Researchers are continually investigating new approaches and treatments for all types of cancer, Dr. Chiang says. “I am so optimistic and excited about the impact of clinical research and advances in the field that are helping patients to live longer and better lives, even with a diagnosis of lung cancer,” she says. Her own research background includes translational studies of metastasis, and the development of clinical trials and translational studies to test novel agents and combinations with immune checkpoint inhibitors for both small cell and non-small cell lung tumors.

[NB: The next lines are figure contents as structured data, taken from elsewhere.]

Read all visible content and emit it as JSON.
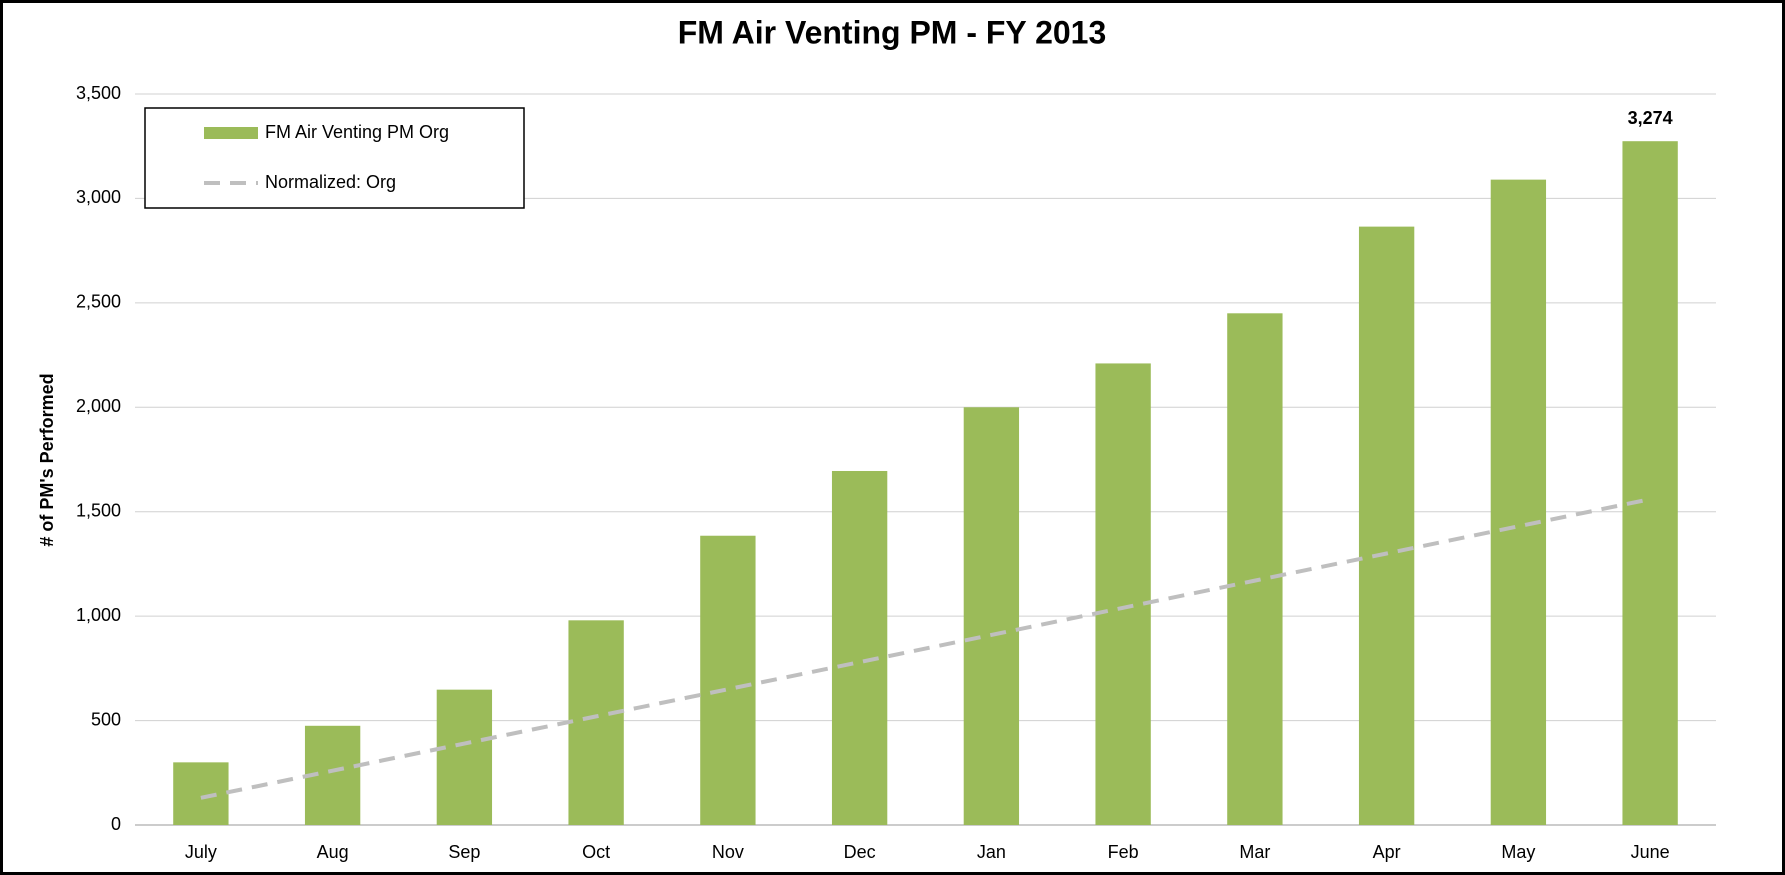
{
  "chart_data": {
    "type": "bar",
    "title": "FM Air Venting PM - FY 2013",
    "ylabel": "# of PM's Performed",
    "categories": [
      "July",
      "Aug",
      "Sep",
      "Oct",
      "Nov",
      "Dec",
      "Jan",
      "Feb",
      "Mar",
      "Apr",
      "May",
      "June"
    ],
    "series": [
      {
        "name": "FM Air Venting PM Org",
        "type": "bar",
        "color": "#9bbb59",
        "values": [
          300,
          475,
          648,
          980,
          1385,
          1695,
          2000,
          2210,
          2450,
          2865,
          3090,
          3274
        ],
        "value_labels": [
          null,
          null,
          null,
          null,
          null,
          null,
          null,
          null,
          null,
          null,
          null,
          "3,274"
        ]
      },
      {
        "name": "Normalized: Org",
        "type": "line",
        "color": "#bfbfbf",
        "dashed": true,
        "values": [
          130,
          260,
          390,
          520,
          650,
          780,
          910,
          1040,
          1170,
          1300,
          1430,
          1560
        ]
      }
    ],
    "ylim": [
      0,
      3500
    ],
    "yticks": [
      0,
      500,
      {
        "value": 1000,
        "label": "1,000"
      },
      {
        "value": 1500,
        "label": "1,500"
      },
      {
        "value": 2000,
        "label": "2,000"
      },
      {
        "value": 2500,
        "label": "2,500"
      },
      {
        "value": 3000,
        "label": "3,000"
      },
      {
        "value": 3500,
        "label": "3,500"
      }
    ],
    "grid": true,
    "legend": "top-left"
  }
}
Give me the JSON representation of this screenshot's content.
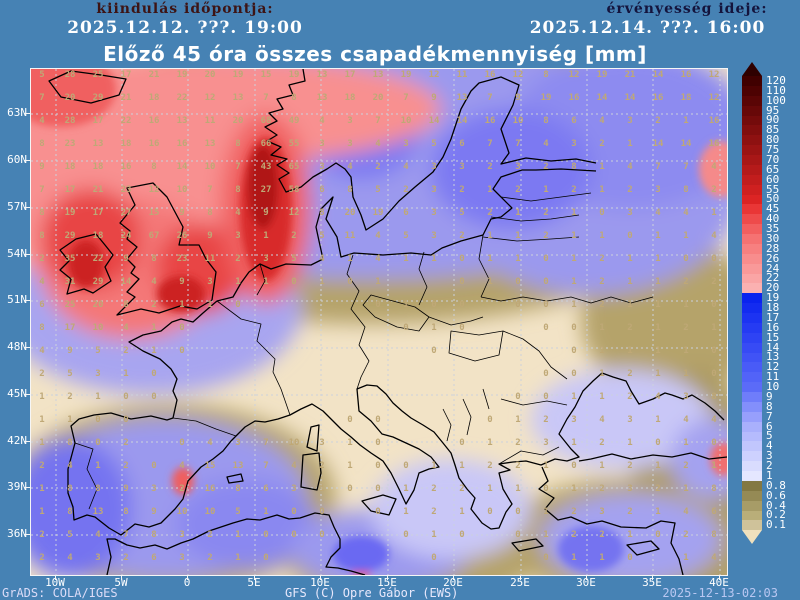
{
  "header": {
    "left_label": "kiindulás időpontja:",
    "left_value": "2025.12.12. ???. 19:00",
    "right_label": "érvényesség ideje:",
    "right_value": "2025.12.14. ???. 16:00"
  },
  "title": "Előző 45 óra összes csapadékmennyiség [mm]",
  "footer": {
    "left": "GrADS: COLA/IGES",
    "center": "GFS (C) Opre Gábor (EWS)",
    "right": "2025-12-13-02:03"
  },
  "map": {
    "lat_labels": [
      "63N",
      "60N",
      "57N",
      "54N",
      "51N",
      "48N",
      "45N",
      "42N",
      "39N",
      "36N"
    ],
    "lon_labels": [
      "10W",
      "5W",
      "0",
      "5E",
      "10E",
      "15E",
      "20E",
      "25E",
      "30E",
      "35E",
      "40E"
    ],
    "values_rows": [
      "5 28 25 17 21 19 20 19 15 19 13 17 13 19 12 11 16 12 8 12 19 21 14 16 12",
      "7 20 29 21 18 22 12 13 7 8 13 18 20 7 9 13 7 9 19 16 14 14 16 18 12",
      "4 28 17 22 16 13 11 20 68 49 4 3 7 10 14 14 16 10 8 6 4 3 2 1 16",
      "8 23 13 18 16 16 13 8 66 55 3 3 4 3 5 6 7 7 4 3 2 1 14 14 16",
      "9 18 18 16 8 14 10 7 43 65 3 4 2 4 3 3 2 3 2 8 1 4 7 7 4",
      "7 17 21 23 12 10 7 8 27 58 6 8 5 2 3 2 1 2 1 2 1 2 3 8 2",
      "8 19 17 27 15 9 8 4 9 12 8 20 19 6 3 5 2 1 2 1 0 3 4 4 1",
      "8 29 18 24 67 26 9 3 1 2 5 11 4 5 3 2 1 1 2 1 1 0 1 1 4",
      "2 35 22 9 8 23 11 2 3 5 4 1 4 1 1 0 1 1 0 1 2 1 1 0 0",
      "4 31 29 14 4 9 3 1 1 0 1 0 1 . . 0 1 0 0 1 2 1 1 2 2",
      "6 25 20 8 2 1 1 0 . . . . 0 1 0 0 . 0 0 1 2 1 1 1 0",
      "8 17 10 4 1 0 . . . . . . . 0 1 0 . . 0 0 1 2 1 2 1",
      "4 9 5 2 1 0 . . . . . . . . 0 . . . . 0 1 1 1 1 0",
      "2 5 3 1 0 . . . . . . . . . . . . . 0 0 1 2 1 1 0",
      "1 2 1 0 0 . . . . . . . . . . . . 0 0 1 1 2 4 3 8",
      "1 1 0 0 . . . . . . . 0 0 . . . 0 1 2 3 4 3 1 4 4",
      "1 8 0 2 . 0 4 3 7 10 3 1 0 . . 0 1 2 3 1 2 1 0 1 0",
      "2 4 1 2 0 4 15 13 7 4 2 1 0 0 1 1 2 2 1 0 1 2 1 2 1",
      "1 8 8 9 3 2 16 8 6 3 1 0 0 1 2 2 1 1 0 1 2 3 2 1 8",
      "1 8 13 8 9 10 10 5 1 0 0 . 0 1 2 1 0 0 1 2 3 2 1 4 6",
      "2 5 4 7 8 3 2 1 0 0 0 . . 0 1 0 . 0 1 2 2 1 0 2 8",
      "2 4 3 2 6 3 2 1 0 . . . . . 0 . . . 0 1 1 0 . 1 4"
    ]
  },
  "colorbar": {
    "over_color": "#2e0000",
    "under_color": "#efe0bd",
    "levels": [
      {
        "label": "120",
        "color": "#400000"
      },
      {
        "label": "110",
        "color": "#4d0202"
      },
      {
        "label": "100",
        "color": "#5a0505"
      },
      {
        "label": "95",
        "color": "#670808"
      },
      {
        "label": "90",
        "color": "#740b0b"
      },
      {
        "label": "85",
        "color": "#810e0e"
      },
      {
        "label": "80",
        "color": "#8e1111"
      },
      {
        "label": "75",
        "color": "#9b1414"
      },
      {
        "label": "70",
        "color": "#a81717"
      },
      {
        "label": "65",
        "color": "#b51a1a"
      },
      {
        "label": "60",
        "color": "#c21d1d"
      },
      {
        "label": "55",
        "color": "#cf2020"
      },
      {
        "label": "50",
        "color": "#dc2424"
      },
      {
        "label": "45",
        "color": "#e93636"
      },
      {
        "label": "40",
        "color": "#ee4b4b"
      },
      {
        "label": "35",
        "color": "#f25f5f"
      },
      {
        "label": "30",
        "color": "#f57272"
      },
      {
        "label": "28",
        "color": "#f78080"
      },
      {
        "label": "26",
        "color": "#f88d8d"
      },
      {
        "label": "24",
        "color": "#f99999"
      },
      {
        "label": "22",
        "color": "#faa5a5"
      },
      {
        "label": "20",
        "color": "#fbb1b1"
      },
      {
        "label": "19",
        "color": "#0a23ee"
      },
      {
        "label": "18",
        "color": "#132bf0"
      },
      {
        "label": "17",
        "color": "#1c33f2"
      },
      {
        "label": "16",
        "color": "#253bf3"
      },
      {
        "label": "15",
        "color": "#2e43f4"
      },
      {
        "label": "14",
        "color": "#374bf5"
      },
      {
        "label": "13",
        "color": "#4053f6"
      },
      {
        "label": "12",
        "color": "#495bf7"
      },
      {
        "label": "11",
        "color": "#5263f8"
      },
      {
        "label": "10",
        "color": "#5b6bf8"
      },
      {
        "label": "9",
        "color": "#6f7dfa"
      },
      {
        "label": "8",
        "color": "#838ffb"
      },
      {
        "label": "7",
        "color": "#979ffc"
      },
      {
        "label": "6",
        "color": "#a9b0fc"
      },
      {
        "label": "5",
        "color": "#b5bbfd"
      },
      {
        "label": "4",
        "color": "#c1c6fd"
      },
      {
        "label": "3",
        "color": "#cdd1fe"
      },
      {
        "label": "2",
        "color": "#d9dcfe"
      },
      {
        "label": "1",
        "color": "#e5e7ff"
      },
      {
        "label": "0.8",
        "color": "#837843"
      },
      {
        "label": "0.6",
        "color": "#958a55"
      },
      {
        "label": "0.4",
        "color": "#a79c67"
      },
      {
        "label": "0.2",
        "color": "#b9ae79"
      },
      {
        "label": "0.1",
        "color": "#cfc29a"
      }
    ]
  },
  "colors": {
    "background": "#4682b4",
    "map_background": "#f2e3c6",
    "header_left": "#3d1414",
    "header_right": "#14143d",
    "coastline": "#000000",
    "grid": "#ccd2dc",
    "value_text": "#bfa876",
    "footer_left": "#dcdcf8",
    "footer_center": "#e8e8fc",
    "footer_right": "#b9c7f2"
  }
}
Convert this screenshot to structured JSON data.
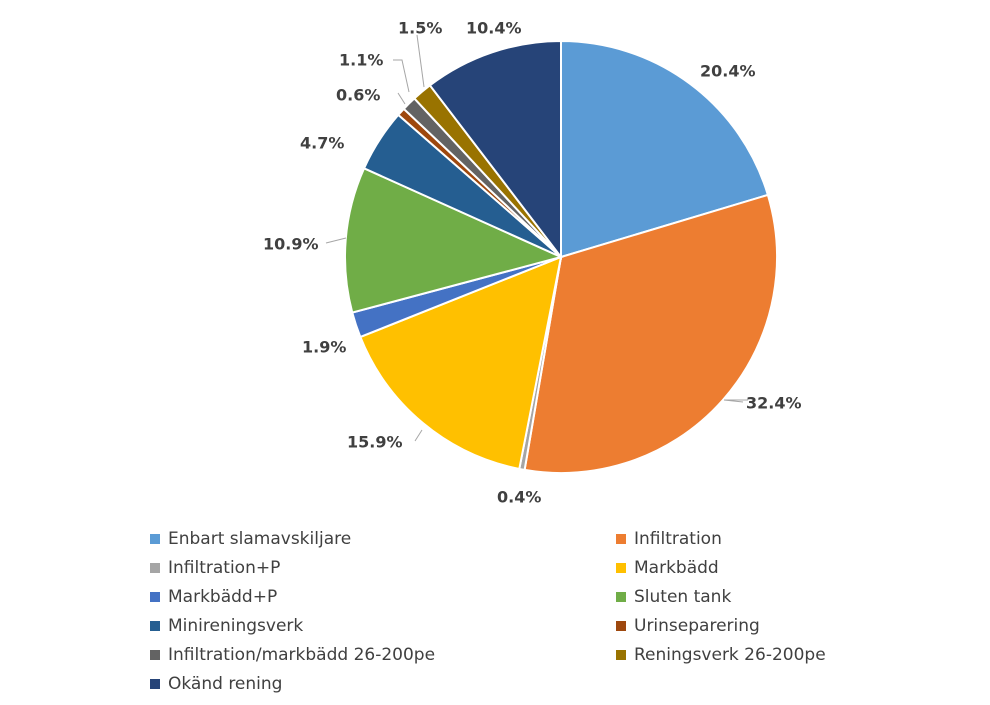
{
  "chart_data": {
    "type": "pie",
    "title": "",
    "slices": [
      {
        "name": "Enbart slamavskiljare",
        "value": 20.4,
        "label": "20.4%",
        "color": "#5B9BD5"
      },
      {
        "name": "Infiltration",
        "value": 32.4,
        "label": "32.4%",
        "color": "#ED7D31"
      },
      {
        "name": "Infiltration+P",
        "value": 0.4,
        "label": "0.4%",
        "color": "#A5A5A5"
      },
      {
        "name": "Markbädd",
        "value": 15.9,
        "label": "15.9%",
        "color": "#FFC000"
      },
      {
        "name": "Markbädd+P",
        "value": 1.9,
        "label": "1.9%",
        "color": "#4472C4"
      },
      {
        "name": "Sluten tank",
        "value": 10.9,
        "label": "10.9%",
        "color": "#70AD47"
      },
      {
        "name": "Minireningsverk",
        "value": 4.7,
        "label": "4.7%",
        "color": "#255E91"
      },
      {
        "name": "Urinseparering",
        "value": 0.6,
        "label": "0.6%",
        "color": "#9E480E"
      },
      {
        "name": "Infiltration/markbädd 26-200pe",
        "value": 1.1,
        "label": "1.1%",
        "color": "#636363"
      },
      {
        "name": "Reningsverk 26-200pe",
        "value": 1.5,
        "label": "1.5%",
        "color": "#997300"
      },
      {
        "name": "Okänd rening",
        "value": 10.4,
        "label": "10.4%",
        "color": "#264478"
      }
    ],
    "legend_position": "bottom"
  }
}
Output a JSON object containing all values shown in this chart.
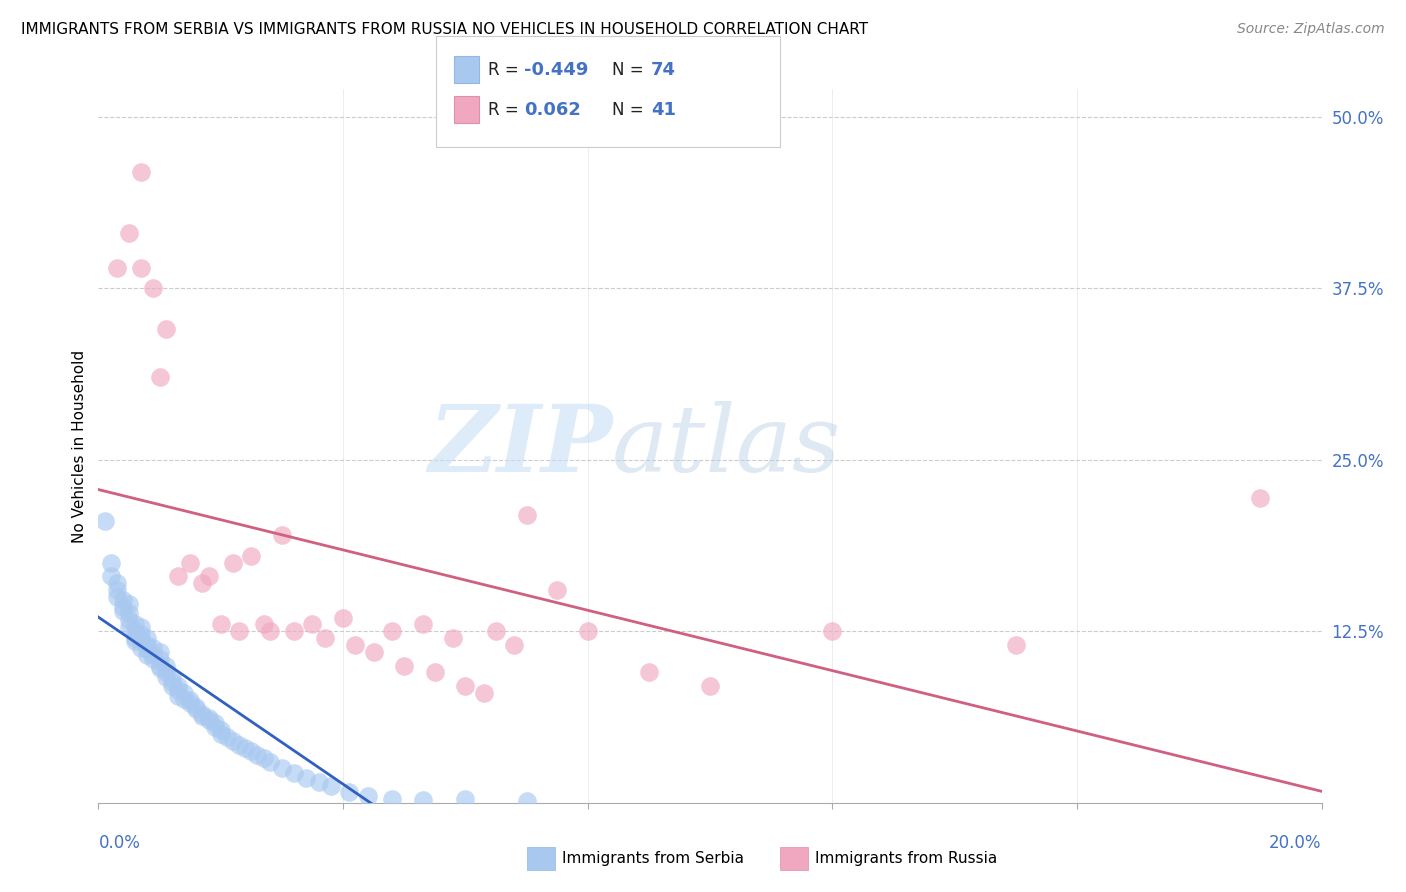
{
  "title": "IMMIGRANTS FROM SERBIA VS IMMIGRANTS FROM RUSSIA NO VEHICLES IN HOUSEHOLD CORRELATION CHART",
  "source": "Source: ZipAtlas.com",
  "ylabel": "No Vehicles in Household",
  "xlim": [
    0.0,
    0.2
  ],
  "ylim": [
    0.0,
    0.52
  ],
  "serbia_R": -0.449,
  "serbia_N": 74,
  "russia_R": 0.062,
  "russia_N": 41,
  "serbia_color": "#a8c8f0",
  "russia_color": "#f0a8c0",
  "serbia_line_color": "#3060c0",
  "russia_line_color": "#d06080",
  "serbia_x": [
    0.001,
    0.002,
    0.002,
    0.003,
    0.003,
    0.003,
    0.004,
    0.004,
    0.004,
    0.005,
    0.005,
    0.005,
    0.005,
    0.006,
    0.006,
    0.006,
    0.006,
    0.007,
    0.007,
    0.007,
    0.007,
    0.008,
    0.008,
    0.008,
    0.008,
    0.009,
    0.009,
    0.009,
    0.01,
    0.01,
    0.01,
    0.01,
    0.011,
    0.011,
    0.011,
    0.012,
    0.012,
    0.012,
    0.013,
    0.013,
    0.013,
    0.014,
    0.014,
    0.015,
    0.015,
    0.016,
    0.016,
    0.017,
    0.017,
    0.018,
    0.018,
    0.019,
    0.019,
    0.02,
    0.02,
    0.021,
    0.022,
    0.023,
    0.024,
    0.025,
    0.026,
    0.027,
    0.028,
    0.03,
    0.032,
    0.034,
    0.036,
    0.038,
    0.041,
    0.044,
    0.048,
    0.053,
    0.06,
    0.07
  ],
  "serbia_y": [
    0.205,
    0.175,
    0.165,
    0.16,
    0.155,
    0.15,
    0.148,
    0.143,
    0.14,
    0.145,
    0.138,
    0.133,
    0.128,
    0.13,
    0.125,
    0.12,
    0.118,
    0.128,
    0.123,
    0.118,
    0.113,
    0.12,
    0.115,
    0.112,
    0.108,
    0.113,
    0.108,
    0.105,
    0.11,
    0.105,
    0.1,
    0.098,
    0.1,
    0.095,
    0.092,
    0.092,
    0.088,
    0.085,
    0.085,
    0.082,
    0.078,
    0.08,
    0.076,
    0.075,
    0.073,
    0.07,
    0.068,
    0.065,
    0.063,
    0.062,
    0.06,
    0.058,
    0.055,
    0.053,
    0.05,
    0.048,
    0.045,
    0.042,
    0.04,
    0.038,
    0.035,
    0.033,
    0.03,
    0.025,
    0.022,
    0.018,
    0.015,
    0.012,
    0.008,
    0.005,
    0.003,
    0.002,
    0.003,
    0.001
  ],
  "russia_x": [
    0.003,
    0.005,
    0.007,
    0.007,
    0.009,
    0.01,
    0.011,
    0.013,
    0.015,
    0.017,
    0.018,
    0.02,
    0.022,
    0.023,
    0.025,
    0.027,
    0.028,
    0.03,
    0.032,
    0.035,
    0.037,
    0.04,
    0.042,
    0.045,
    0.048,
    0.05,
    0.053,
    0.055,
    0.058,
    0.06,
    0.063,
    0.065,
    0.068,
    0.07,
    0.075,
    0.08,
    0.09,
    0.1,
    0.12,
    0.15,
    0.19
  ],
  "russia_y": [
    0.39,
    0.415,
    0.39,
    0.46,
    0.375,
    0.31,
    0.345,
    0.165,
    0.175,
    0.16,
    0.165,
    0.13,
    0.175,
    0.125,
    0.18,
    0.13,
    0.125,
    0.195,
    0.125,
    0.13,
    0.12,
    0.135,
    0.115,
    0.11,
    0.125,
    0.1,
    0.13,
    0.095,
    0.12,
    0.085,
    0.08,
    0.125,
    0.115,
    0.21,
    0.155,
    0.125,
    0.095,
    0.085,
    0.125,
    0.115,
    0.222
  ],
  "watermark_zip": "ZIP",
  "watermark_atlas": "atlas",
  "background_color": "#ffffff",
  "grid_color": "#cccccc",
  "tick_color": "#4472c4"
}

Dr. Chiang also serves as deputy chief medical officer and chief network officer for Smilow Cancer Hospital, overseeing operations, quality efforts, and clinical research in 15 Smilow community locations. “I am dedicated to quality improvement for patient-centered cancer services and champion the use of patient-reported outcomes,” she says. She recently received the American Society of Clinical Oncology 2020 Joseph V. Simone Award and Lecture for excellence in Quality and Safety in the Care of Patients with Cancer. This award was created in honor of Joseph V. Simone, MD, to recognize an extraordinary individual who has made significant contributions to the quality and safety of cancer care. The recipient is an innovator and leader with proven ability to bring projects from conception to broad implementation.
“Listening to and guiding patients when they are diagnosed with cancer is so important,” says Dr. Chiang. “This is a particularly vulnerable time for patients and their families. Good communication can make such a difference on the impact of the diagnosis as well as on the treatment experience.” When seeing a new patient, she often says, “You are in the right place. Our team is here to support you and your family however we can, and to always go the extra mile.”